72 days. The Happy Has Gone.

I want to rip down the stupid ‘HOME IS OUR HAPPY PLACE’ sign from above the door because it is untrue. I feel like it taunts me every day. We had a serving tray with ‘It’s the little things that make life beautiful’ written on it. I smashed that up in the week afterwards in between uncontrollable crying and banging my head into the wall. My daughter saw it in pieces and I was reminded, yet again, just how shit I am. I am not doing a great job, maybe I never did. There is certainly not an awful lot of happy going on around here and I feel so bad for my children. I feel as though I have failed at the one mission in life that I was determined to get right and had such a passion for; raising good, happy kids. My kids were the one thing I thought I had got right in life.

The weather hasn’t helped (as weird as that sounds). There are so many people out enjoying the weather and enjoying each other and I resent everyone for having so much fun. How dare they? I closed all the windows in the house but I can still hear children laughing, not my own obviously, although I did try to go out in the garden earlier with my daughter, it was short lived. I think my negative energy must be draining, even for an 8 year old. I’m not sure whether to try harder or just give up. I’d probably place my bet on the latter but I’ll decide another day. It’s difficult knowing what to say to an 8 year old who constantly asks, ‘Are you going to cry mummy?’ or ‘Sorry you’re sad, will you smile’ or ‘Are you thinking of Liam?’. I know I need to be there for them but it’s so incredibly hard to muster the energy. And also, yes, Liam is all I think about.

All day and all Night.

The way he looked and acted at his sisters age. All the things he liked to do. All the things he liked to eat.
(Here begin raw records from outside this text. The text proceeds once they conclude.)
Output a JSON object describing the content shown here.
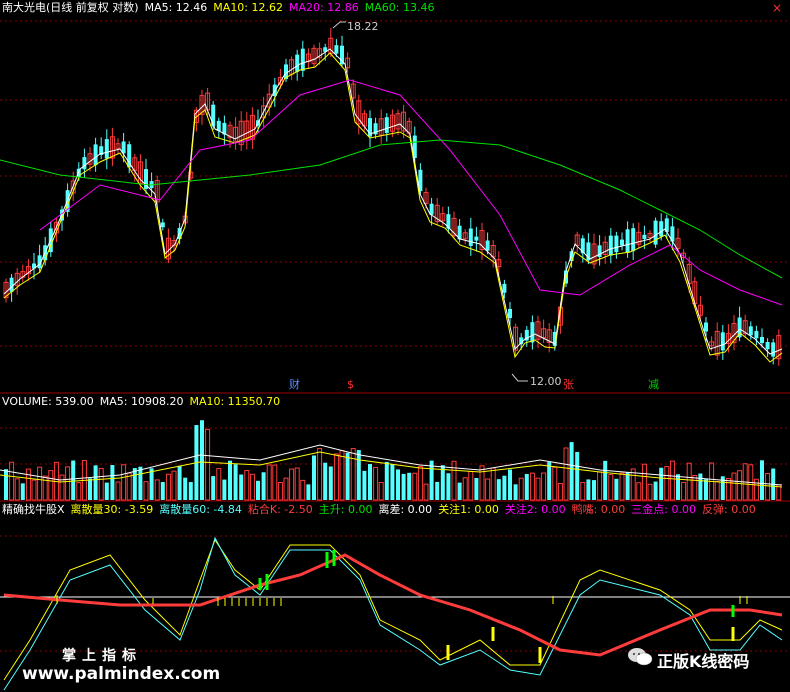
{
  "top_legend": {
    "title": "南大光电(日线 前复权 对数)",
    "ma5": "MA5: 12.46",
    "ma10": "MA10: 12.62",
    "ma20": "MA20: 12.86",
    "ma60": "MA60: 13.46"
  },
  "volume_legend": {
    "title": "VOLUME: 539.00",
    "ma5": "MA5: 10908.20",
    "ma10": "MA10: 11350.70"
  },
  "indicator_legend": {
    "name": "精确找牛股X",
    "v1": "离散量30: -3.59",
    "v2": "离散量60: -4.84",
    "v3": "粘合K: -2.50",
    "v4": "主升: 0.00",
    "v5": "离差: 0.00",
    "v6": "关注1: 0.00",
    "v7": "关注2: 0.00",
    "v8": "鸭嘴: 0.00",
    "v9": "三金点: 0.00",
    "v10": "反弹: 0.00"
  },
  "close_symbol": "×",
  "annotations": {
    "high_label": "18.22",
    "low_label": "12.00",
    "event_cai": "财",
    "event_dollar": "$",
    "event_zhang": "张",
    "event_jian": "减"
  },
  "watermark": {
    "line1": "掌上指标",
    "line2": "www.palmindex.com",
    "wechat_text": "正版K线密码"
  },
  "colors": {
    "up": "#ff3c3c",
    "down": "#54ffff",
    "ma5": "#ffffff",
    "ma10": "#ffff00",
    "ma20": "#ff00ff",
    "ma60": "#00e000",
    "background": "#000000",
    "grid": "#8b0000"
  },
  "chart_data": [
    {
      "type": "candlestick",
      "title": "南大光电(日线 前复权 对数)",
      "axis": "log",
      "high_marker": 18.22,
      "low_marker": 12.0,
      "series": [
        {
          "name": "MA5",
          "last": 12.46
        },
        {
          "name": "MA10",
          "last": 12.62
        },
        {
          "name": "MA20",
          "last": 12.86
        },
        {
          "name": "MA60",
          "last": 13.46
        }
      ]
    },
    {
      "type": "bar",
      "title": "VOLUME",
      "last": 539.0,
      "series": [
        {
          "name": "MA5",
          "last": 10908.2
        },
        {
          "name": "MA10",
          "last": 11350.7
        }
      ]
    },
    {
      "type": "line",
      "title": "精确找牛股X",
      "series": [
        {
          "name": "离散量30",
          "last": -3.59
        },
        {
          "name": "离散量60",
          "last": -4.84
        },
        {
          "name": "粘合K",
          "last": -2.5
        }
      ]
    }
  ]
}
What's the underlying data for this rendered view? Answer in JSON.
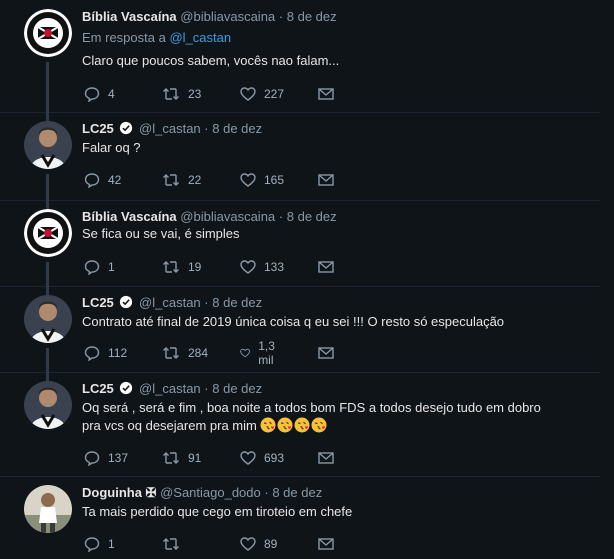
{
  "tweets": [
    {
      "name": "Bíblia Vascaína",
      "handle": "@bibliavascaina",
      "date": "8 de dez",
      "reply_prefix": "Em resposta a",
      "reply_to": "@l_castan",
      "text": "Claro que poucos sabem, vocês nao falam...",
      "replies": "4",
      "retweets": "23",
      "likes": "227"
    },
    {
      "name": "LC25",
      "handle": "@l_castan",
      "date": "8 de dez",
      "text": "Falar oq ?",
      "replies": "42",
      "retweets": "22",
      "likes": "165"
    },
    {
      "name": "Bíblia Vascaína",
      "handle": "@bibliavascaina",
      "date": "8 de dez",
      "text": "Se fica ou se vai, é simples",
      "replies": "1",
      "retweets": "19",
      "likes": "133"
    },
    {
      "name": "LC25",
      "handle": "@l_castan",
      "date": "8 de dez",
      "text": "Contrato até final de 2019 única coisa q eu sei !!! O resto só especulação",
      "replies": "112",
      "retweets": "284",
      "likes": "1,3 mil"
    },
    {
      "name": "LC25",
      "handle": "@l_castan",
      "date": "8 de dez",
      "text_line1": "Oq será , será e fim , boa noite a todos bom FDS a todos desejo tudo em dobro",
      "text_line2": "pra vcs oq desejarem pra mim",
      "replies": "137",
      "retweets": "91",
      "likes": "693"
    },
    {
      "name": "Doguinha ✠",
      "handle": "@Santiago_dodo",
      "date": "8 de dez",
      "text": "Ta mais perdido que cego em tiroteio em chefe",
      "replies": "1",
      "retweets": "",
      "likes": "89"
    }
  ],
  "separator": "·",
  "colors": {
    "background": "#0f1419",
    "link": "#3d9ee0",
    "muted": "#8899a6",
    "verified": "#ffffff"
  },
  "icons": [
    "reply-icon",
    "retweet-icon",
    "like-icon",
    "dm-icon",
    "verified-icon",
    "kiss-emoji-icon"
  ]
}
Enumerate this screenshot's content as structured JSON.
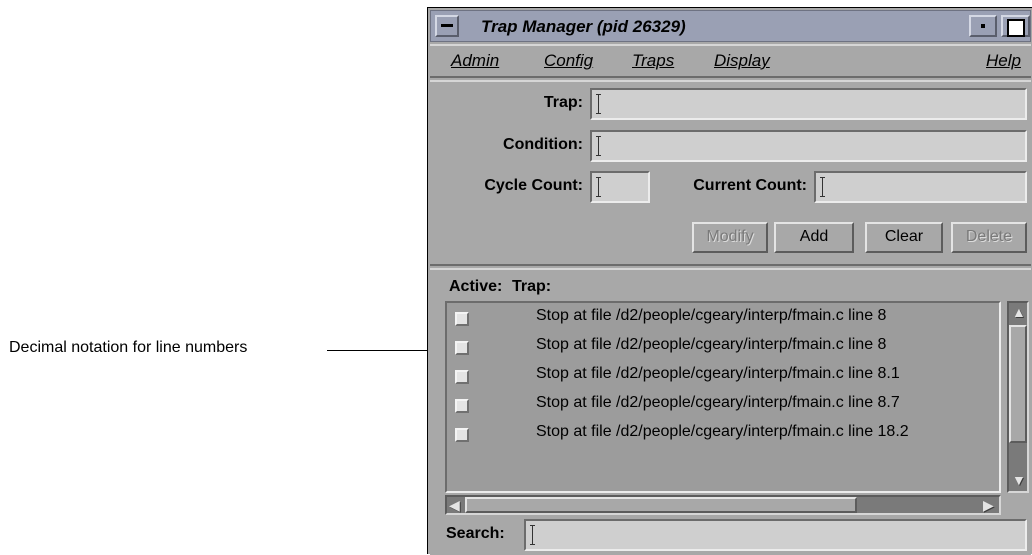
{
  "annotation": {
    "label": "Decimal notation for line numbers"
  },
  "window": {
    "title": "Trap Manager (pid 26329)",
    "menu": [
      "Admin",
      "Config",
      "Traps",
      "Display",
      "Help"
    ]
  },
  "form": {
    "trap_label": "Trap:",
    "trap_value": "",
    "condition_label": "Condition:",
    "condition_value": "",
    "cycle_count_label": "Cycle Count:",
    "cycle_count_value": "",
    "current_count_label": "Current Count:",
    "current_count_value": "",
    "buttons": {
      "modify": "Modify",
      "add": "Add",
      "clear": "Clear",
      "delete": "Delete"
    }
  },
  "list": {
    "active_header": "Active:",
    "trap_header": "Trap:",
    "rows": [
      {
        "active": false,
        "text": "Stop at file /d2/people/cgeary/interp/fmain.c line 8"
      },
      {
        "active": false,
        "text": "Stop at file /d2/people/cgeary/interp/fmain.c line 8"
      },
      {
        "active": false,
        "text": "Stop at file /d2/people/cgeary/interp/fmain.c line 8.1"
      },
      {
        "active": false,
        "text": "Stop at file /d2/people/cgeary/interp/fmain.c line 8.7"
      },
      {
        "active": false,
        "text": "Stop at file /d2/people/cgeary/interp/fmain.c line 18.2"
      }
    ]
  },
  "search": {
    "label": "Search:",
    "value": ""
  }
}
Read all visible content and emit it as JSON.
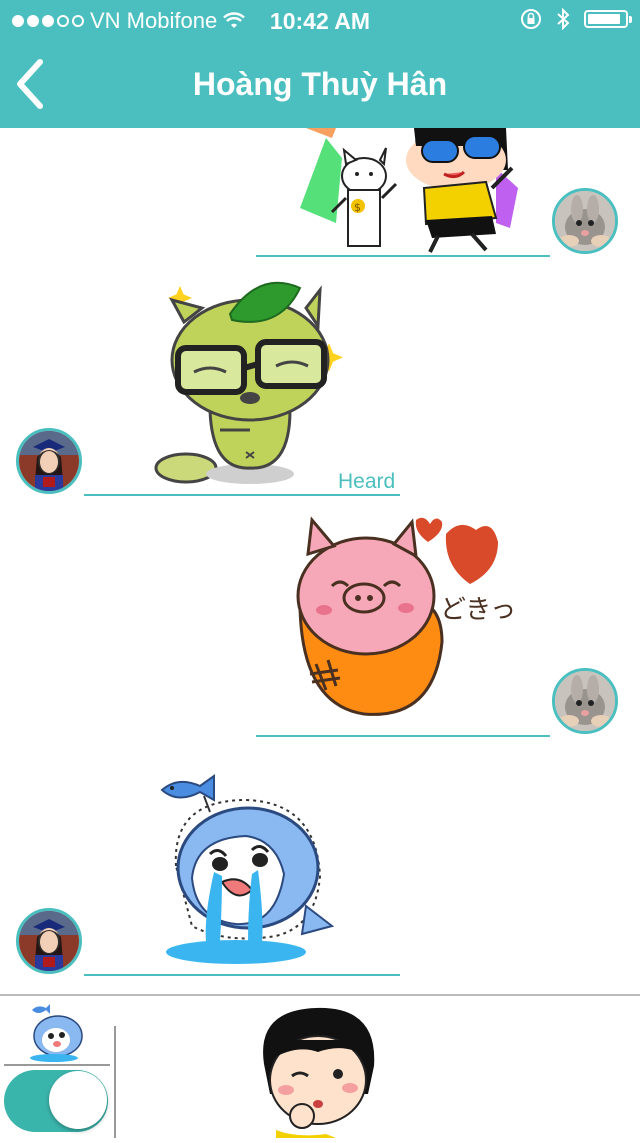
{
  "status_bar": {
    "carrier": "VN Mobifone",
    "time": "10:42 AM",
    "signal_dots_filled": 3,
    "signal_dots_total": 5
  },
  "nav": {
    "title": "Hoàng Thuỳ Hân",
    "back_icon": "chevron-left-icon"
  },
  "messages": [
    {
      "side": "right",
      "sticker": "girl-sunglasses-cat-sticker",
      "avatar": "rabbit-avatar"
    },
    {
      "side": "left",
      "sticker": "leaf-raccoon-glasses-sticker",
      "avatar": "girl-graduation-avatar",
      "status": "Heard"
    },
    {
      "side": "right",
      "sticker": "pig-heart-dokitsu-sticker",
      "sticker_text": "どきっ",
      "avatar": "rabbit-avatar"
    },
    {
      "side": "left",
      "sticker": "crying-shark-fish-sticker",
      "avatar": "girl-graduation-avatar"
    }
  ],
  "composer": {
    "selected_sticker": "crying-shark-fish-sticker",
    "preview_sticker": "girl-ok-wink-sticker",
    "toggle_on": true
  },
  "colors": {
    "accent": "#4bbfbf",
    "toggle": "#3ab5ac"
  }
}
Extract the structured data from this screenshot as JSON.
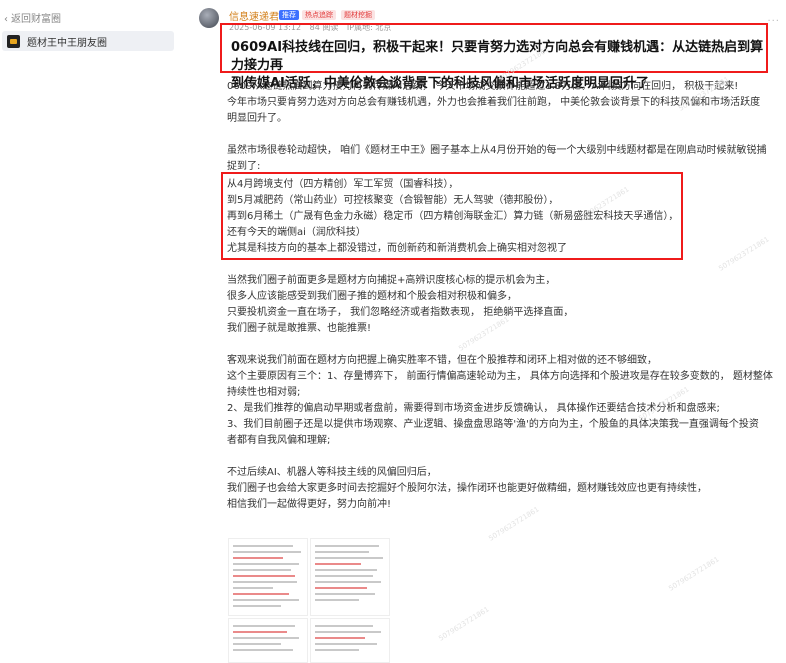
{
  "sidebar": {
    "back_label": "返回财富圈",
    "circle_name": "题材王中王朋友圈"
  },
  "post": {
    "author": "信息速递君",
    "tags": [
      "推荐",
      "热点追踪",
      "题材挖掘"
    ],
    "date": "2025-06-09 13:12",
    "views": "84 阅读",
    "ip": "IP属地: 北京",
    "title_line1": "0609AI科技线在回归，积极干起来！只要肯努力选对方向总会有赚钱机遇：从达链热启到算力接力再",
    "title_line2": "到传媒AI活跃，中美伦敦会谈背景下的科技风偏和市场活跃度明显回升了",
    "paragraphs": [
      "0609从达链热启到算力接力再到传媒AI活跃，  今天市场成交预计能超过1.3万亿，AI科技方向在回归，  积极干起来!",
      "今年市场只要肯努力选对方向总会有赚钱机遇，外力也会推着我们往前跑，  中美伦敦会谈背景下的科技风偏和市场活跃度",
      "明显回升了。",
      "虽然市场很卷轮动超快，  咱们《题材王中王》圈子基本上从4月份开始的每一个大级别中线题材都是在刚启动时候就敏锐捕",
      "捉到了:",
      "从4月跨境支付（四方精创）军工军贸（国睿科技），",
      "到5月减肥药（常山药业）可控核聚变（合锻智能）无人驾驶（德邦股份），",
      "再到6月稀土（广晟有色金力永磁）稳定币（四方精创海联金汇）算力链（新易盛胜宏科技天孚通信），",
      "还有今天的端侧ai（润欣科技）",
      "尤其是科技方向的基本上都没错过，而创新药和新消费机会上确实相对忽视了",
      "当然我们圈子前面更多是题材方向捕捉+高辨识度核心标的提示机会为主，",
      "很多人应该能感受到我们圈子推的题材和个股会相对积极和偏多，",
      "只要投机资金一直在场子，  我们忽略经济或者指数表现，  拒绝躺平选择直面，",
      "我们圈子就是敢推票、也能推票!",
      "客观来说我们前面在题材方向把握上确实胜率不错，但在个股推荐和闭环上相对做的还不够细致，",
      "这个主要原因有三个：1、存量博弈下，  前面行情偏高速轮动为主，  具体方向选择和个股进攻是存在较多变数的，  题材整体",
      "持续性也相对弱;",
      "2、是我们推荐的偏启动早期或者盘前，需要得到市场资金进步反馈确认，    具体操作还要结合技术分析和盘感来;",
      "3、我们目前圈子还是以提供市场观察、产业逻辑、操盘盘思路等'渔'的方向为主，个股鱼的具体决策我一直强调每个投资",
      "者都有自我风偏和理解;",
      "不过后续AI、机器人等科技主线的风偏回归后，",
      "我们圈子也会给大家更多时间去挖掘好个股阿尔法，操作闭环也能更好做精细，题材赚钱效应也更有持续性，",
      "相信我们一起做得更好，努力向前冲!"
    ],
    "watermark": "5079623721861"
  }
}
The way she is so different from him. The way he was always impressed with how smart she is. I always imagined them getting on well as adults. She has a similar sense of humour to Liam’s but he certainly mastered sarcasm at a younger age. She is way more sensitive, much like her other brother. I think of Liam when I see his brother. I think of Liam when I see either of them actually. When I see anyone else at all. I think of how unlike Liam they are and how I will never have the privilege of his amazing and unique personality ever again. And how now, I am unable to appreciate the equally individual qualities of his siblings. I have zero appreciation for anything or anyone. Long gone are the days when I would find joy in the simple pleasures life offered.

The joy, the contentment, the excitement, the hope, the happy, but to name a few, disappeared from my life on that day and I don’t think they will ever come back. Because surely I was able to feel all of these things because my heart and my life were filled with so much love? Surely that’s where the happy came from? Surely it’s not possible to feel happiness ever again after this? And surely it’s not possible to live a life void of happiness? And what would be the point?

Home was our happy place but it most definitely isn’t anymore.

Published by @notthisending

I am Lisa. I am mum to Liam, Jaden and Farran and they are my absolute world. On March 21st 2021, my eldest son, Liam, took his own life. He was 22 years old. My life ended in that moment. It was, and always will be, the absolute worst. The colours drained from my life and everything turned black. The before me; I loved the simple things in life; thunderstorms, coffee and cake, a good book, fresh bedding, a nice walk, the smell of spring, and of course, I love my children, unconditionally. If they’re happy then I’m happy. And I was happy. I would probably have described myself as boring with the sense of humour of a small child who could giggle and find the funny in almost anything. The after me. The me now; Now I’m not sure. I get up in the mornings and I do my best. I’m not quite sure about anything else. The happy definitely left. I desperately miss the boring and predictable life I had before. Now I just exist. I have been thrown into this dark place where people bereaved by suicide are clinging on to the threads of their tattered lives trying to make sense of something that can never be made sense of. I made a promise to myself to never be quiet about this. I want to talk about the struggles and the darkness. I want to talk about suicide and the destruction it leaves in its wake. And I want to talk about my son.